In the realm of probability and statistics, skewness or skew is a measure of the extent to which a data distribution is distorted from a symmetrical normal distribution. The distortion is in one direction, either toward higher values or lower values. In the former case, the distribution is positively skewed; in the latter, it is negatively skewed.
Positive skew is often shown in data based on cycle time, such as hold times for customer service representatives. The lower limit on any measure of time is zero, yet there is no comparable upper limit. For this type of data, the mean is higher than the median, which is higher than the mode. Housing prices often show positive skew, making it important to differentiate between mean prices and median prices.
Zero skew represents a symmetrical data distribution. This type of distribution is often seen for physical data such as height or weight in a random sample.

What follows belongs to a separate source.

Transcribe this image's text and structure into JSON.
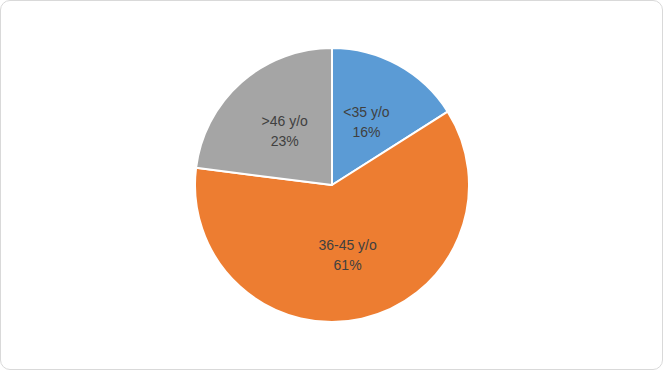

Negative skew may appear when a measure has a natural upper limit or when another reason exists for clustering of data points at the upper end of the distribution. For example, a chart of years of school completed might have a mode of 16, representing college graduation, with data points not greatly exceeding that (for graduate or professional school). At the lower end are data points representing individuals who did not go to school or who dropped out at various points throughout primary and high school.
Within a plane, the only lines that never intersect are parallel lines. In a three-dimensional space, lines can be in different planes and not intersect. These lines are referred to in geometry as "skew lines." For example, a line running along the sidewalk in front of a house and a line from the front to the back of the house's roof are skew lines, as they do not intersect and are not parallel.